リフィニティブの従業員も電子メールで「制限付きニュース」コードについて、中国だけに適用するか、それとも汎用性を持たせて、将来他の国でもニュースを遮断するのに使えるようにするかを協議した。電子メールのやり取りからは、従業員がこのコードに汎用性を持たせる案を支持したことが読み取れる。同社が中国以外の国でフィルタリングシステムを導入したかどうか、ロイターは証拠を得ていない。リフィニティブは制限コードの中国以外での利用を計画しているかどうかについてコメントしなかった。

中国本土外のEikonユーザーは記事の見出しをクリックするか、もしくはキーワードかコードでの検索を行えば、香港の抗議行動についての記事を呼び出すことができる。しかし、中国国内のユーザーはこうした記事を呼び出せず、「この記事にはアクセスできません」というメッセージが現れる。

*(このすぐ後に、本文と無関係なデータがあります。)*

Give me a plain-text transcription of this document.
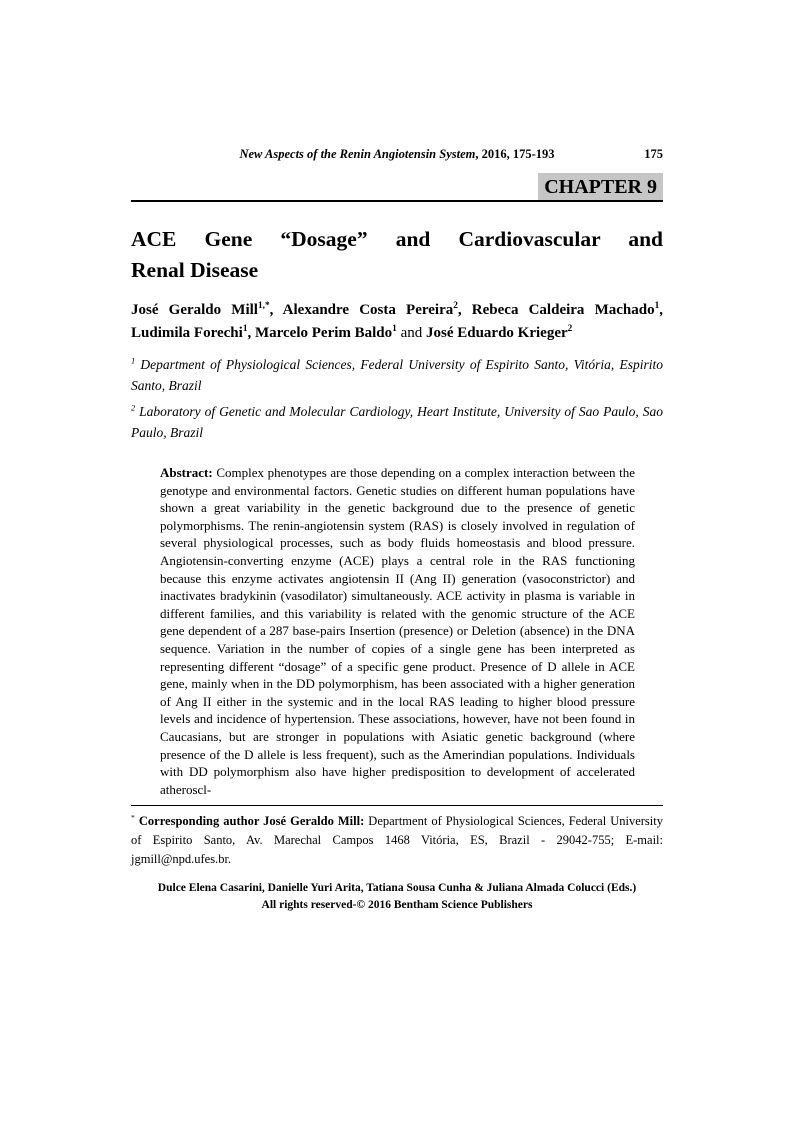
New Aspects of the Renin Angiotensin System, 2016, 175-193	175
CHAPTER 9
ACE Gene “Dosage” and Cardiovascular and
Renal Disease

José Geraldo Mill$^{1,*}$, Alexandre Costa Pereira$^2$, Rebeca Caldeira Machado$^1$, Ludimila Forechi$^1$, Marcelo Perim Baldo$^1$ and José Eduardo Krieger$^2$

$^1$ Department of Physiological Sciences, Federal University of Espirito Santo, Vitória, Espirito Santo, Brazil

$^2$ Laboratory of Genetic and Molecular Cardiology, Heart Institute, University of Sao Paulo, Sao Paulo, Brazil

Abstract: Complex phenotypes are those depending on a complex interaction between the genotype and environmental factors. Genetic studies on different human populations have shown a great variability in the genetic background due to the presence of genetic polymorphisms. The renin-angiotensin system (RAS) is closely involved in regulation of several physiological processes, such as body fluids homeostasis and blood pressure. Angiotensin-converting enzyme (ACE) plays a central role in the RAS functioning because this enzyme activates angiotensin II (Ang II) generation (vasoconstrictor) and inactivates bradykinin (vasodilator) simultaneously. ACE activity in plasma is variable in different families, and this variability is related with the genomic structure of the ACE gene dependent of a 287 base-pairs Insertion (presence) or Deletion (absence) in the DNA sequence. Variation in the number of copies of a single gene has been interpreted as representing different “dosage” of a specific gene product. Presence of D allele in ACE gene, mainly when in the DD polymorphism, has been associated with a higher generation of Ang II either in the systemic and in the local RAS leading to higher blood pressure levels and incidence of hypertension. These associations, however, have not been found in Caucasians, but are stronger in populations with Asiatic genetic background (where presence of the D allele is less frequent), such as the Amerindian populations. Individuals with DD polymorphism also have higher predisposition to development of accelerated atheroscl-

* Corresponding author José Geraldo Mill: Department of Physiological Sciences, Federal University of Espirito Santo, Av. Marechal Campos 1468 Vitória, ES, Brazil - 29042-755; E-mail: jgmill@npd.ufes.br.

Dulce Elena Casarini, Danielle Yuri Arita, Tatiana Sousa Cunha & Juliana Almada Colucci (Eds.)
All rights reserved-© 2016 Bentham Science Publishers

香港政府トップが「逃亡犯条例」改正案撤回を中国政府に提案したが拒否されたとロイターが8月30日に報じた後、リフィニティブは抗議関連の報道に対する制限を強めた。この報道以前には、見出しに「香港」と「抗議」というキーワードを含むロイターの記事は年初来で246本あり、そのうち、5本以外がすべて中国本土でアクセス可能だった。しかし、8月30日─11月20日の期間でみると、こうした記事251本のうち196本、つまりほぼ5本中4本の割合で記事が遮断されていた。

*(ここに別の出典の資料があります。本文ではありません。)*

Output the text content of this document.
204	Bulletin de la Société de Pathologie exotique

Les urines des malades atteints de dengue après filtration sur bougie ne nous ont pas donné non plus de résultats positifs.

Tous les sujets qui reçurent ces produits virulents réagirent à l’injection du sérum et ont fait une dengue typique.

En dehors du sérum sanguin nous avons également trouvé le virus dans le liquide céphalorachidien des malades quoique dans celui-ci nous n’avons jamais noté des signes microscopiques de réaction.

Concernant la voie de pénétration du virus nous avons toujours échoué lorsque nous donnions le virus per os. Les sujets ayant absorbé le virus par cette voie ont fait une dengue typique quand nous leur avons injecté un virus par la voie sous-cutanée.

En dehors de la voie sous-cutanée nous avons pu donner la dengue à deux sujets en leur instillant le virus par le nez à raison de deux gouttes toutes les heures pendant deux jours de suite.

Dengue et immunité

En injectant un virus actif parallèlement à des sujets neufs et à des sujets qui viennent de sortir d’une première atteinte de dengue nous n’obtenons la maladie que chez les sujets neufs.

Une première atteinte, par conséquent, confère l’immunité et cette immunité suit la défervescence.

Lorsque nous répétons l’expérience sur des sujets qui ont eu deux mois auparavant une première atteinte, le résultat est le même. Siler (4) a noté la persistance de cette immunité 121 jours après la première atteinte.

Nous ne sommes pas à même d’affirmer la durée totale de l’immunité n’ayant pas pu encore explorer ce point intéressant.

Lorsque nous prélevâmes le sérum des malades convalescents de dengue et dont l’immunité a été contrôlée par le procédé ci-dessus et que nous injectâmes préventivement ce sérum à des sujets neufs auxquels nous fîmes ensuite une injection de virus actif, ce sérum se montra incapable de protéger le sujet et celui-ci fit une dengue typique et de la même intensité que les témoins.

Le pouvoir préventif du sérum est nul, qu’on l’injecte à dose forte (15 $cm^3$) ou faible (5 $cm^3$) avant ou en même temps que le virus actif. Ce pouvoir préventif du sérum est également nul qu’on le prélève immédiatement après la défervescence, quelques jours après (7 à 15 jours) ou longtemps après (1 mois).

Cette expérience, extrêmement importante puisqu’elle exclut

特に9月4日から10月7日にかけてはフィルターによる制限が厳しく、見出しにこの2つのキーワードを含むロイターの記事104本すべてが遮断された。これは抗議デモが香港全市で過激化し、警察が放水銃やゴム弾で応戦していた時期に重なる。

リフィニティブは、市場に影響し、同社にとって中核的な顧客である金融の専門家の利害に関わる報道についてもフィルターによる制限を掛けていた。例えばフィッチ・レーティングスが香港の外貨建て長期発行体デフォルト格付け(IDR)を「AAプラス」から「AA」に引き下げたとするロイターの9月6日の記事や、抗議行動が株価や新規株式公開(IPO)に与える影響などに関する記事が制限の対象となった。

事情に詳しい関係者によると、リフィニティブでは最終的にはフィルタリング処理に従業員も関与し始め、金融関連記事が遮断されないよう対応している。しかしフィルタリングシステム自体はそのまま残っている。

新疆ウイグル自治区におけるウイグル族への弾圧など、中国で政治的にタブーとみなされそうな記事の一部はフィルタリングシステムを通過している。ウイグル族に関する他の記事の多くは遮断されている。

同社のフィルタリングシステムはロイターの記事のほか、中国新華社などアイコンにより中国国内で入手可能な97のニュースプロバイダーの記事についても1本以上の記事を遮断している。

同社は12月3日、香港で親中派による小規模なデモが行われたとする新華社の報道にも制限を掛けた。この報道は、米国での香港人権・民主主義法(香港人権法)成立を巡り米政府を厳しく批判する声に言及していた。

投資家にとって重要なニュースは依然として制限の対象となっている。中国本土のアイコンユーザーは本記事についても報道直後の段階に読むことができなかった。アクセスが制限されたのだ。